72      Cette argumentation ne saurait être retenue.

73      En effet, d’une part, l’arrêt Tay Za/Conseil, point 71 supra, a été annulé sur pourvoi, dans son intégralité, par l’arrêt de la Cour du 13 mars 2012, Tay Za/Conseil (C‑376/10 P, non encore publié au Recueil). Par conséquent, les constats opérés dans ledit arrêt ne font plus partie de l’ordre juridique de l’Union et ne sauraient donc être valablement invoqués par le Conseil et par la Commission.

74      D’autre part, l’article 24, paragraphes 3 et 4, de la décision 2010/413, l’article 15, paragraphe 3, du règlement n° 423/2007, l’article 36, paragraphes 3 et 4, du règlement n° 961/2010 et l’article 46, paragraphes 3 et 4, du règlement n° 267/2012 prévoient des dispositions garantissant les droits de la défense des entités visées par des mesures restrictives adoptées en vertu de ces textes. Le respect de ces droits fait l’objet du contrôle du juge de l’Union (voir, en ce sens, arrêt Bank Melli Iran/Conseil, point 62 supra, point 37).

75      Dans ces circonstances, il y a lieu de conclure que le principe du respect des droits de la défense, tel que rappelé aux points 65 à 68 ci‑dessus, peut être invoqué par la requérante en l’espèce.

–       Sur la motivation des actes attaqués

76      Dans la réponse aux questions du Tribunal, déposée au greffe de ce dernier le 8 juin 2012, la requérante a exposé que, à la suite de l’arrêt Melli Bank/Conseil, point 25 supra, elle ne soutenait plus que le Conseil avait violé l’obligation de motivation en ce qu’il ne lui avait pas communiqué les raisons pour lesquelles il considérait qu’elle était détenue par la BSI.

77      La requérante fait néanmoins valoir que les motifs invoqués par le Conseil relatifs à la prétendue implication de la BSI dans la prolifération nucléaire sont excessivement vagues. Elle estime que cette violation de l’obligation de motivation implique, par ailleurs, une violation de ses droits de la défense.

78      Le Conseil, soutenu par la Commission, conteste le bien‑fondé de l’argumentation de la requérante.

79      Il convient de remarquer, d’emblée, que, pour examiner les arguments de la requérante, il y a lieu de prendre en considération, outre les motifs figurant dans les actes attaqués, les quatre propositions d’adoption des mesures restrictives qui lui ont été communiquées par le Conseil.

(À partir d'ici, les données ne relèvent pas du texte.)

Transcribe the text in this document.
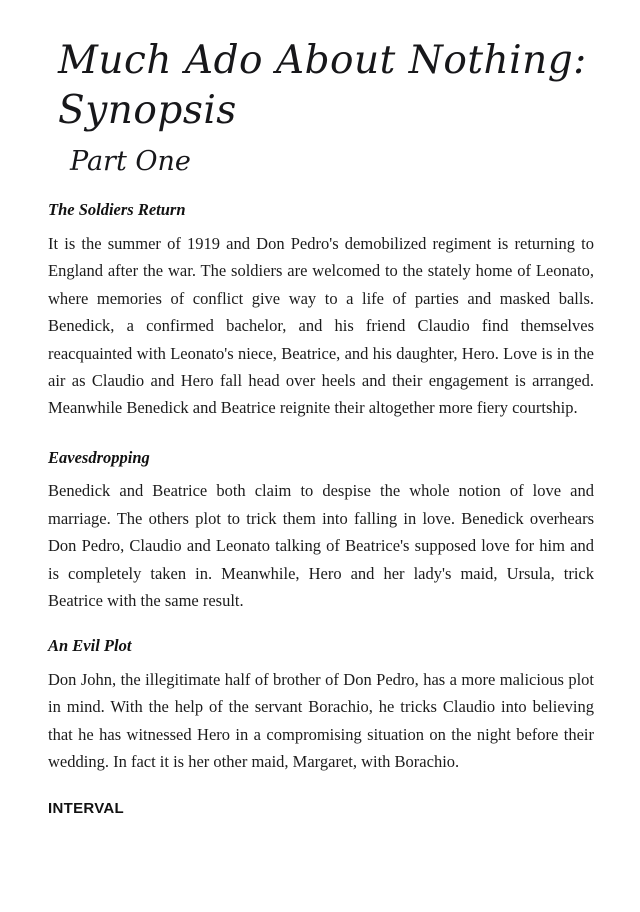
Much Ado About Nothing: Synopsis
Part One
The Soldiers Return

It is the summer of 1919 and Don Pedro's demobilized regiment is returning to England after the war. The soldiers are welcomed to the stately home of Leonato, where memories of conflict give way to a life of parties and masked balls. Benedick, a confirmed bachelor, and his friend Claudio find themselves reacquainted with Leonato's niece, Beatrice, and his daughter, Hero. Love is in the air as Claudio and Hero fall head over heels and their engagement is arranged. Meanwhile Benedick and Beatrice reignite their altogether more fiery courtship.

Eavesdropping

Benedick and Beatrice both claim to despise the whole notion of love and marriage. The others plot to trick them into falling in love. Benedick overhears Don Pedro, Claudio and Leonato talking of Beatrice's supposed love for him and is completely taken in. Meanwhile, Hero and her lady's maid, Ursula, trick Beatrice with the same result.

An Evil Plot

Don John, the illegitimate half of brother of Don Pedro, has a more malicious plot in mind. With the help of the servant Borachio, he tricks Claudio into believing that he has witnessed Hero in a compromising situation on the night before their wedding. In fact it is her other maid, Margaret, with Borachio.

INTERVAL
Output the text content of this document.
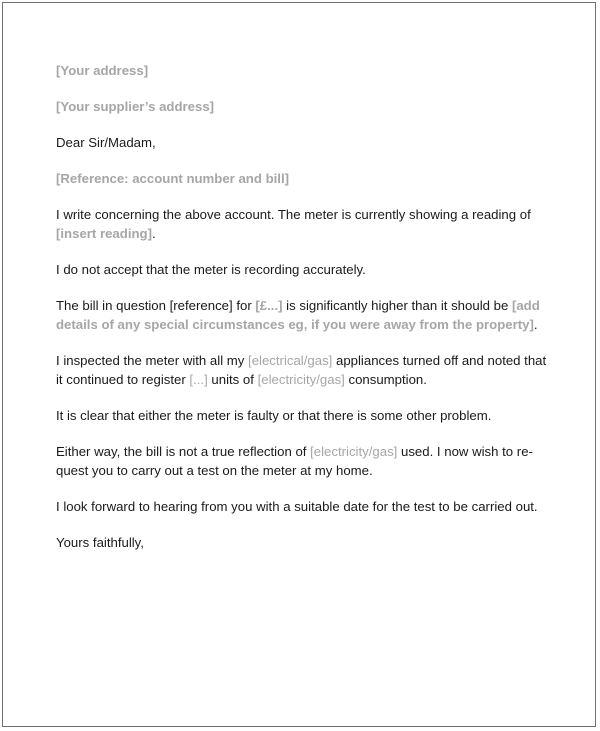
[Your address]

[Your supplier’s address]

Dear Sir/Madam,

[Reference: account number and bill]

I write concerning the above account. The meter is currently showing a reading of [insert reading].

I do not accept that the meter is recording accurately.

The bill in question [reference] for [£...] is significantly higher than it should be [add details of any special circumstances eg, if you were away from the property].

I inspected the meter with all my [electrical/gas] appliances turned off and noted that it continued to register [...] units of [electricity/gas] consumption.

It is clear that either the meter is faulty or that there is some other problem.

Either way, the bill is not a true reflection of [electricity/gas] used. I now wish to re-quest you to carry out a test on the meter at my home.

I look forward to hearing from you with a suitable date for the test to be carried out.

Yours faithfully,
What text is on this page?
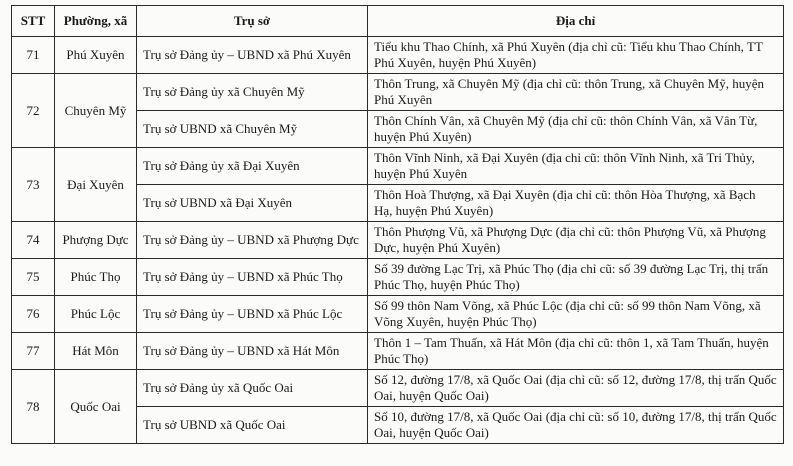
STT	Phường, xã	Trụ sở	Địa chỉ
71	Phú Xuyên	Trụ sở Đảng ủy – UBND xã Phú Xuyên	Tiểu khu Thao Chính, xã Phú Xuyên (địa chỉ cũ: Tiểu khu Thao Chính, TT Phú Xuyên, huyện Phú Xuyên)
72	Chuyên Mỹ	Trụ sở Đảng ủy xã Chuyên Mỹ	Thôn Trung, xã Chuyên Mỹ (địa chỉ cũ: thôn Trung, xã Chuyên Mỹ, huyện Phú Xuyên
		Trụ sở UBND xã Chuyên Mỹ	Thôn Chính Vân, xã Chuyên Mỹ (địa chỉ cũ: thôn Chính Vân, xã Vân Từ, huyện Phú Xuyên)
73	Đại Xuyên	Trụ sở Đảng ủy xã Đại Xuyên	Thôn Vĩnh Ninh, xã Đại Xuyên (địa chỉ cũ: thôn Vĩnh Ninh, xã Tri Thủy, huyện Phú Xuyên
		Trụ sở UBND xã Đại Xuyên	Thôn Hoà Thượng, xã Đại Xuyên (địa chỉ cũ: thôn Hòa Thượng, xã Bạch Hạ, huyện Phú Xuyên)
74	Phượng Dực	Trụ sở Đảng ủy – UBND xã Phượng Dực	Thôn Phượng Vũ, xã Phượng Dực (địa chỉ cũ: thôn Phượng Vũ, xã Phượng Dực, huyện Phú Xuyên)
75	Phúc Thọ	Trụ sở Đảng ủy – UBND xã Phúc Thọ	Số 39 đường Lạc Trị, xã Phúc Thọ (địa chỉ cũ: số 39 đường Lạc Trị, thị trấn Phúc Thọ, huyện Phúc Thọ)
76	Phúc Lộc	Trụ sở Đảng ủy – UBND xã Phúc Lộc	Số 99 thôn Nam Võng, xã Phúc Lộc (địa chỉ cũ: số 99 thôn Nam Võng, xã Võng Xuyên, huyện Phúc Thọ)
77	Hát Môn	Trụ sở Đảng ủy – UBND xã Hát Môn	Thôn 1 – Tam Thuấn, xã Hát Môn (địa chỉ cũ: thôn 1, xã Tam Thuấn, huyện Phúc Thọ)
78	Quốc Oai	Trụ sở Đảng ủy xã Quốc Oai	Số 12, đường 17/8, xã Quốc Oai (địa chỉ cũ: số 12, đường 17/8, thị trấn Quốc Oai, huyện Quốc Oai)
		Trụ sở UBND xã Quốc Oai	Số 10, đường 17/8, xã Quốc Oai (địa chỉ cũ: số 10, đường 17/8, thị trấn Quốc Oai, huyện Quốc Oai)
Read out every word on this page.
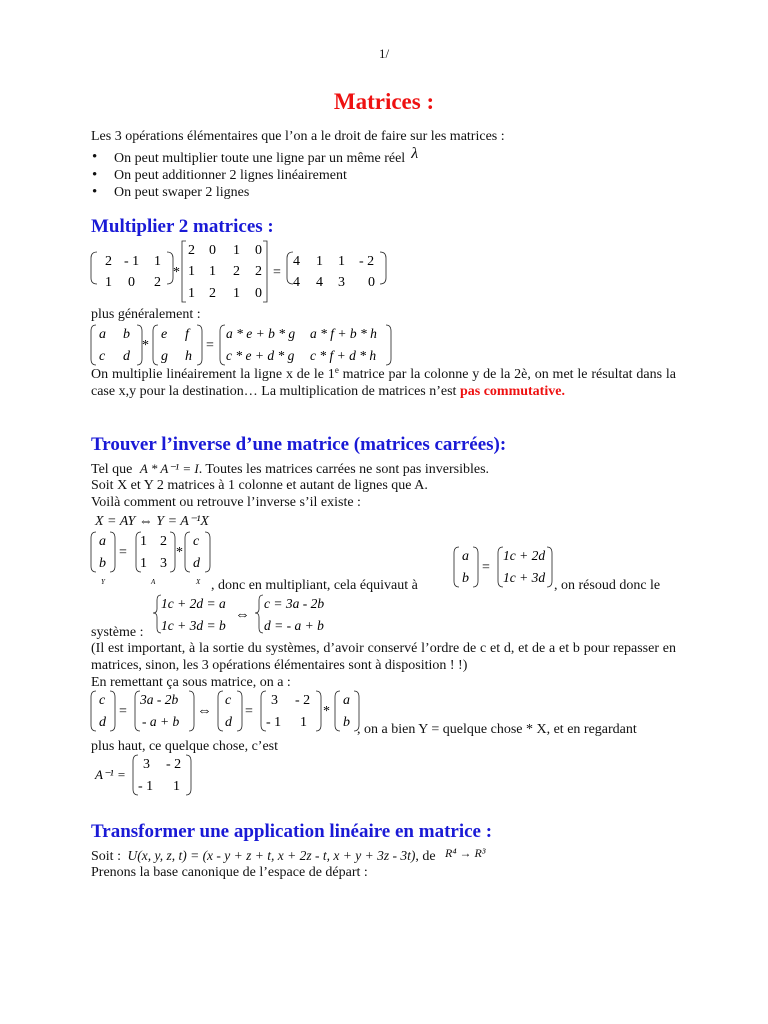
1/
Matrices :
Les 3 opérations élémentaires que l’on a le droit de faire sur les matrices :
• On peut multiplier toute une ligne par un même réel λ
• On peut additionner 2 lignes linéairement
• On peut swaper 2 lignes
Multiplier 2 matrices :
2 - 1 1
1 0 2
*
2 0 1 0
1 1 2 2
1 2 1 0
=
4 1 1 - 2
4 4 3 0
plus généralement :
a b
c d
*
e f
g h
=
a * e + b * g a * f + b * h
c * e + d * g c * f + d * h
On multiplie linéairement la ligne x de le 1e matrice par la colonne y de la 2è, on met le résultat dans la case x,y pour la destination… La multiplication de matrices n’est pas commutative.
Trouver l’inverse d’une matrice (matrices carrées):
Tel que A * A⁻¹ = I. Toutes les matrices carrées ne sont pas inversibles.
Soit X et Y 2 matrices à 1 colonne et autant de lignes que A.
Voilà comment ou retrouve l’inverse s’il existe :
X = AY ⇔ Y = A⁻¹X
a
b
=
1 2
1 3
*
c
d
Y	A	X , donc en multipliant, cela équivaut à
a
b
=
1c + 2d
1c + 3d
, on résoud donc le
1c + 2d = a
1c + 3d = b
⇔
c = 3a - 2b
d = - a + b
système :
(Il est important, à la sortie du systèmes, d’avoir conservé l’ordre de c et d, et de a et b pour repasser en matrices, sinon, les 3 opérations élémentaires sont à disposition ! !)
En remettant ça sous matrice, on a :
c
d
=
3a - 2b
- a + b
⇔
c
d
=
3 - 2
- 1 1
*
a
b , on a bien Y = quelque chose * X, et en regardant
plus haut, ce quelque chose, c’est
A⁻¹ =
3 - 2
- 1 1
Transformer une application linéaire en matrice :
Soit : U(x, y, z, t) = (x - y + z + t, x + 2z - t, x + y + 3z - 3t), de R⁴ → R³
Prenons la base canonique de l’espace de départ :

80      En effet, d’une part, il ressort desdites propositions, telles que communiquées à la requérante, qu’elles ont été soumises aux délégations des États membres dans le contexte de l’adoption des mesures restrictives visant la BSI et elle-même et qu’elles constituent, par conséquent, des éléments sur lesquels sont fondées ces mêmes mesures.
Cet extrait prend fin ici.